The first model does make sense because observations are grouped/nested/clustered within subject_ID (because you have repeated measures). There is no further clustering as far as I can gather from the description.

So, a good initial model would be

mod2 <- lmer(DV ~ timepoint + Group + baseline_age + (1 | subject_ID), 
         data = mydat)

The coefficient for timepoint will provide the linear growth estimate(s) (whether it is coded as a factor or numeric matters, see below), the coefficient for Group will give the treatment effect, while controlling for differential baseline ages, while the random intercept for subject_ID will allow each subject's intercept (at the study inception point) to vary. You could include interactions of the fixed effects, at this stage, if this makes sense to your research question.

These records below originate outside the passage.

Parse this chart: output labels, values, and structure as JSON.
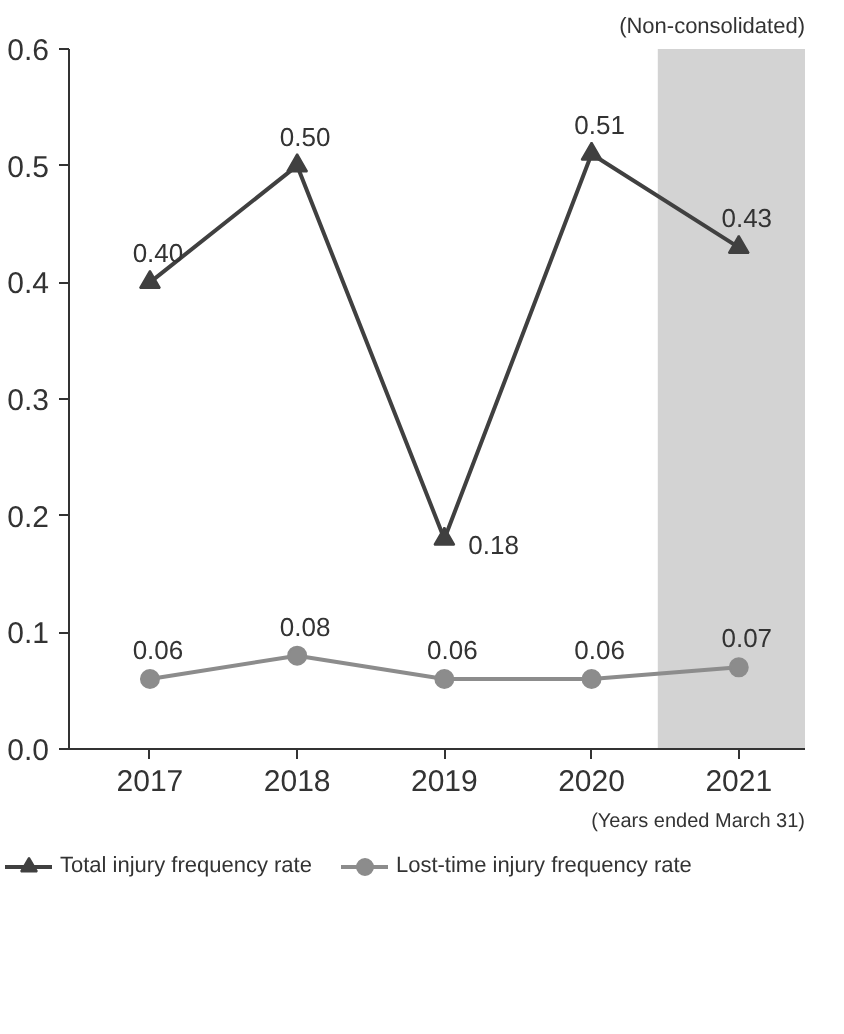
{
  "chart_data": {
    "type": "line",
    "x": [
      2017,
      2018,
      2019,
      2020,
      2021
    ],
    "series": [
      {
        "name": "Total injury frequency rate",
        "color": "#404040",
        "marker": "triangle",
        "values": [
          0.4,
          0.5,
          0.18,
          0.51,
          0.43
        ],
        "value_labels": [
          "0.40",
          "0.50",
          "0.18",
          "0.51",
          "0.43"
        ]
      },
      {
        "name": "Lost-time injury frequency rate",
        "color": "#8c8c8c",
        "marker": "circle",
        "values": [
          0.06,
          0.08,
          0.06,
          0.06,
          0.07
        ],
        "value_labels": [
          "0.06",
          "0.08",
          "0.06",
          "0.06",
          "0.07"
        ]
      }
    ],
    "xlim": [
      2016.45,
      2021.45
    ],
    "xticks": [
      2017,
      2018,
      2019,
      2020,
      2021
    ],
    "ylim": [
      0,
      0.6
    ],
    "yticks": [
      {
        "value": 0,
        "label": "0.0"
      },
      0.1,
      0.2,
      0.3,
      0.4,
      0.5,
      {
        "value": 0.6,
        "label": "0.6"
      }
    ],
    "bands": [
      {
        "axis": "x",
        "from": 2020.45,
        "to": 2021.45,
        "label": null,
        "color": "#d3d3d3"
      }
    ],
    "annotations": [
      "(Non-consolidated)",
      "(Years ended March 31)"
    ],
    "grid": false,
    "legend": "bottom",
    "line_style": "solid"
  }
}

Subsequent to this, you might want to include one or more of the fixed effects variables as random coefficients (slopes) if the effects of these are thought to vary between subject, such as timepoint that you mention. Note that this is not the same as your statement in the question: "where (timepoint | subject_ID) reflects the fact that timepoint varies at the individual level". Obviously timepoint varies at the individual level, because you have repeated measures. The random intercept deals with this, but it assumes that the slope (coefficient) for it is the same for each subject. If you have reason to believe that the slopes should vary between subjects then you can include one or more on the left side of the | symbol). However, if timepoint is a factor then this will result in a separate random effect for each level, which will increase the computational burden an possibly cause numerical problems (that is, assuming you have enough observations to make such a model identifiable to begin with), as well as making the model interpretation more complex.

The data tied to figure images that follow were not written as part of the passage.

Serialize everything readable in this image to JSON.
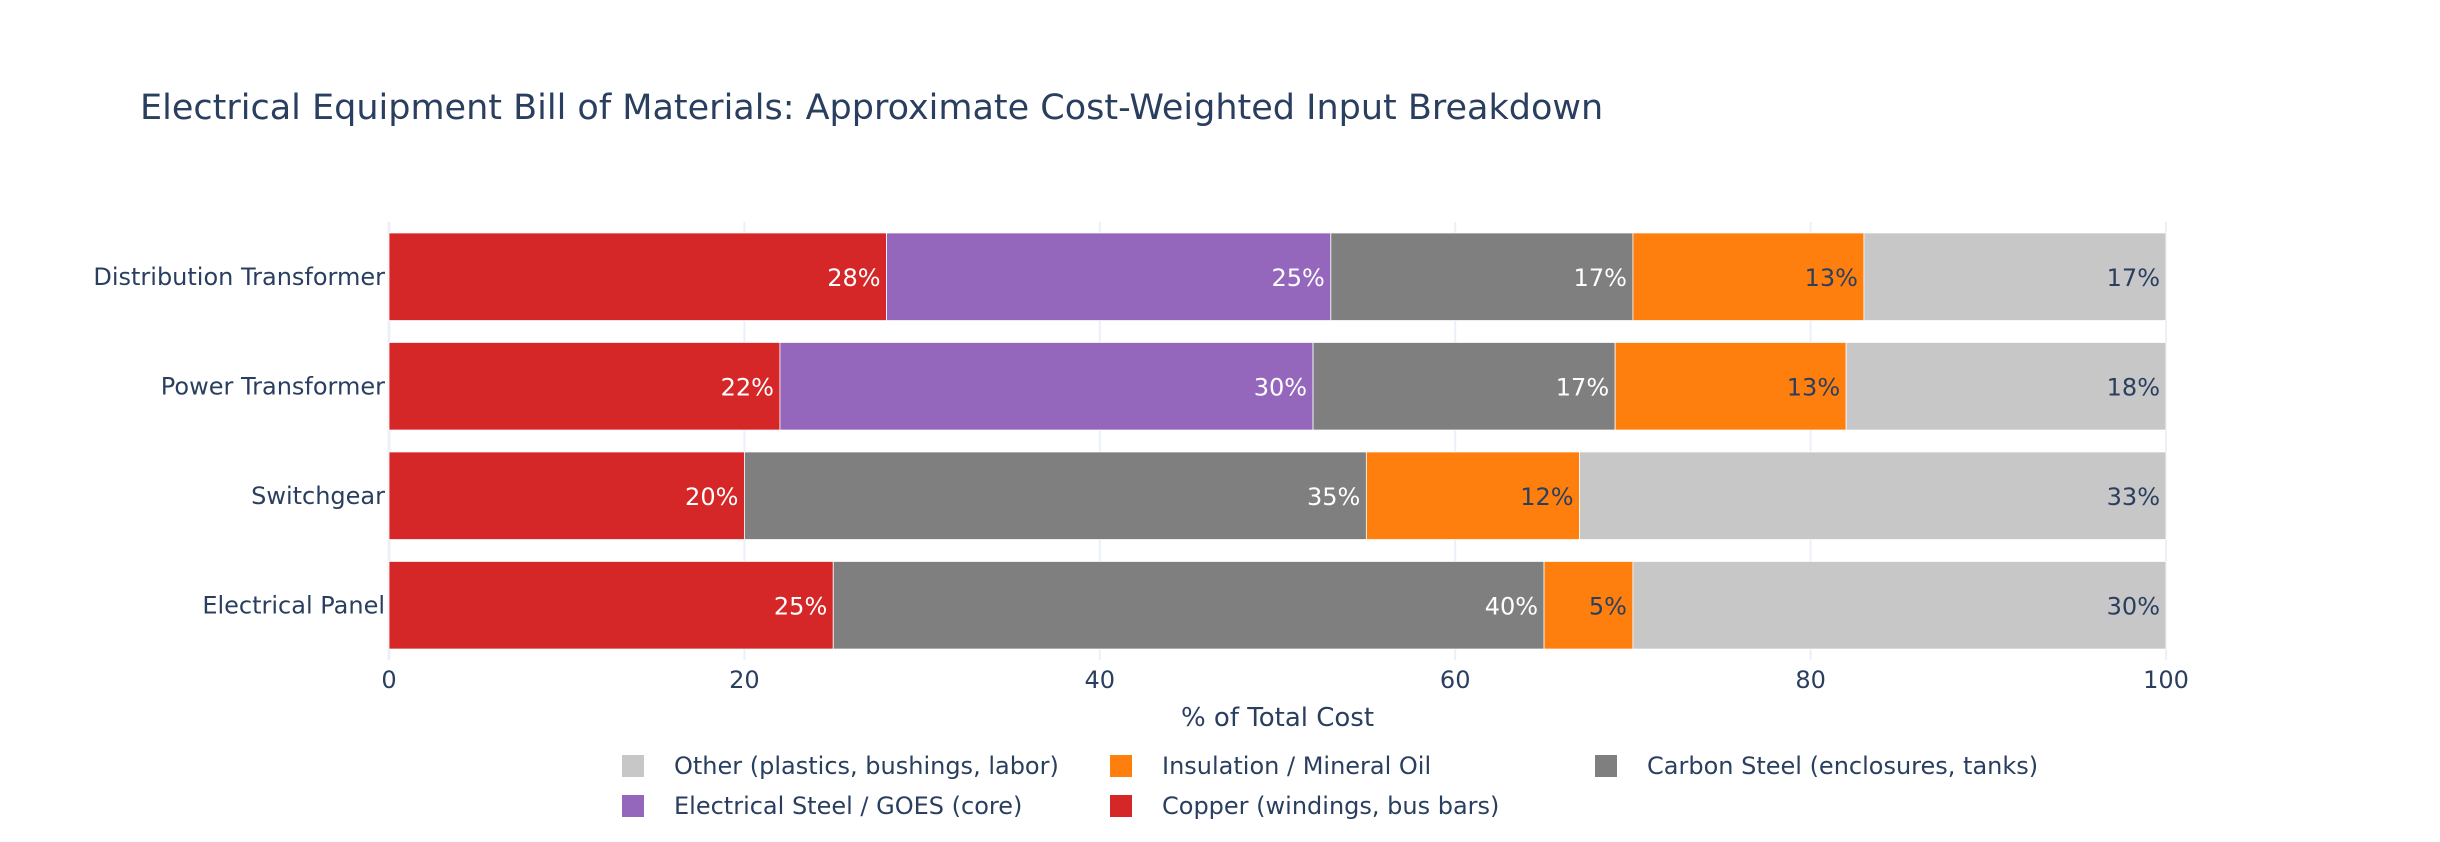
{
  "chart_data": {
    "type": "bar",
    "orientation": "horizontal",
    "stacked": true,
    "title": "Electrical Equipment Bill of Materials: Approximate Cost-Weighted Input Breakdown",
    "xlabel": "% of Total Cost",
    "ylabel": "",
    "xlim": [
      0,
      100
    ],
    "xticks": [
      0,
      20,
      40,
      60,
      80,
      100
    ],
    "grid": true,
    "legend_position": "bottom",
    "categories": [
      "Electrical Panel",
      "Switchgear",
      "Power Transformer",
      "Distribution Transformer"
    ],
    "series": [
      {
        "name": "Copper (windings, bus bars)",
        "color": "#d62728",
        "text_color": "#ffffff",
        "values": [
          25,
          20,
          22,
          28
        ]
      },
      {
        "name": "Electrical Steel / GOES (core)",
        "color": "#9467bd",
        "text_color": "#ffffff",
        "values": [
          0,
          0,
          30,
          25
        ]
      },
      {
        "name": "Carbon Steel (enclosures, tanks)",
        "color": "#7f7f7f",
        "text_color": "#ffffff",
        "values": [
          40,
          35,
          17,
          17
        ]
      },
      {
        "name": "Insulation / Mineral Oil",
        "color": "#ff7f0e",
        "text_color": "#2a3f5f",
        "values": [
          5,
          12,
          13,
          13
        ]
      },
      {
        "name": "Other (plastics, bushings, labor)",
        "color": "#c7c7c7",
        "text_color": "#2a3f5f",
        "values": [
          30,
          33,
          18,
          17
        ]
      }
    ],
    "legend_order": [
      4,
      3,
      2,
      1,
      0
    ]
  }
}
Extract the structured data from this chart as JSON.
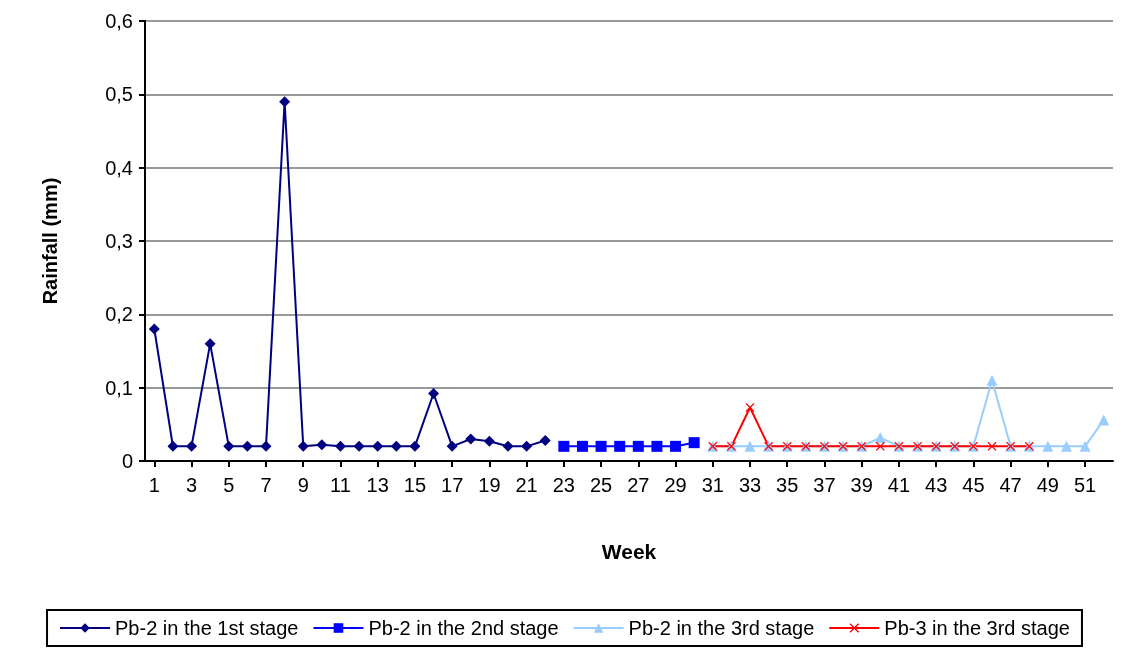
{
  "chart_data": {
    "type": "line",
    "xlabel": "Week",
    "ylabel": "Rainfall (mm)",
    "xlim": [
      0.5,
      52.5
    ],
    "xticks": [
      1,
      3,
      5,
      7,
      9,
      11,
      13,
      15,
      17,
      19,
      21,
      23,
      25,
      27,
      29,
      31,
      33,
      35,
      37,
      39,
      41,
      43,
      45,
      47,
      49,
      51
    ],
    "ylim": [
      0,
      0.6
    ],
    "yticks": [
      {
        "value": 0,
        "label": "0"
      },
      {
        "value": 0.1,
        "label": "0,1"
      },
      {
        "value": 0.2,
        "label": "0,2"
      },
      {
        "value": 0.3,
        "label": "0,3"
      },
      {
        "value": 0.4,
        "label": "0,4"
      },
      {
        "value": 0.5,
        "label": "0,5"
      },
      {
        "value": 0.6,
        "label": "0,6"
      }
    ],
    "grid": "y",
    "legend": "bottom",
    "series": [
      {
        "name": "Pb-2 in the 1st stage",
        "color": "#000080",
        "marker": "diamond",
        "x": [
          1,
          2,
          3,
          4,
          5,
          6,
          7,
          8,
          9,
          10,
          11,
          12,
          13,
          14,
          15,
          16,
          17,
          18,
          19,
          20,
          21,
          22
        ],
        "values": [
          0.18,
          0.02,
          0.02,
          0.16,
          0.02,
          0.02,
          0.02,
          0.49,
          0.02,
          0.022,
          0.02,
          0.02,
          0.02,
          0.02,
          0.02,
          0.092,
          0.02,
          0.03,
          0.027,
          0.02,
          0.02,
          0.028
        ]
      },
      {
        "name": "Pb-2 in the 2nd stage",
        "color": "#0000ff",
        "marker": "square",
        "x": [
          23,
          24,
          25,
          26,
          27,
          28,
          29,
          30
        ],
        "values": [
          0.02,
          0.02,
          0.02,
          0.02,
          0.02,
          0.02,
          0.02,
          0.025
        ]
      },
      {
        "name": "Pb-2 in the 3rd stage",
        "color": "#99ccff",
        "marker": "triangle",
        "x": [
          31,
          32,
          33,
          34,
          35,
          36,
          37,
          38,
          39,
          40,
          41,
          42,
          43,
          44,
          45,
          46,
          47,
          48,
          49,
          50,
          51,
          52
        ],
        "values": [
          0.02,
          0.02,
          0.02,
          0.02,
          0.02,
          0.02,
          0.02,
          0.02,
          0.02,
          0.032,
          0.02,
          0.02,
          0.02,
          0.02,
          0.02,
          0.11,
          0.02,
          0.02,
          0.02,
          0.02,
          0.02,
          0.056
        ]
      },
      {
        "name": "Pb-3 in the 3rd stage",
        "color": "#ff0000",
        "marker": "cross",
        "x": [
          31,
          32,
          33,
          34,
          35,
          36,
          37,
          38,
          39,
          40,
          41,
          42,
          43,
          44,
          45,
          46,
          47,
          48
        ],
        "values": [
          0.02,
          0.02,
          0.073,
          0.02,
          0.02,
          0.02,
          0.02,
          0.02,
          0.02,
          0.02,
          0.02,
          0.02,
          0.02,
          0.02,
          0.02,
          0.02,
          0.02,
          0.02
        ]
      }
    ]
  }
}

Also note that if timepoint is a factor then you will get a seperate fixed effect estimate for each level too, which may or may not be what you want (in my experience it is not usually what you want unless the number of levels is small). So, if it isn't already, you might also want to consider coding timepoint as a numeric variable, this will then give you a single fixed main effect. This will model linear growth in your outcome/response, giving each subject their own intercept. If you also add timepoint as a random slope, then you can allow each subject to have their own slope. If you want to cater for non-linear growth then you could add a quadratic variable for timepoint (centering it first to avoid collinearity).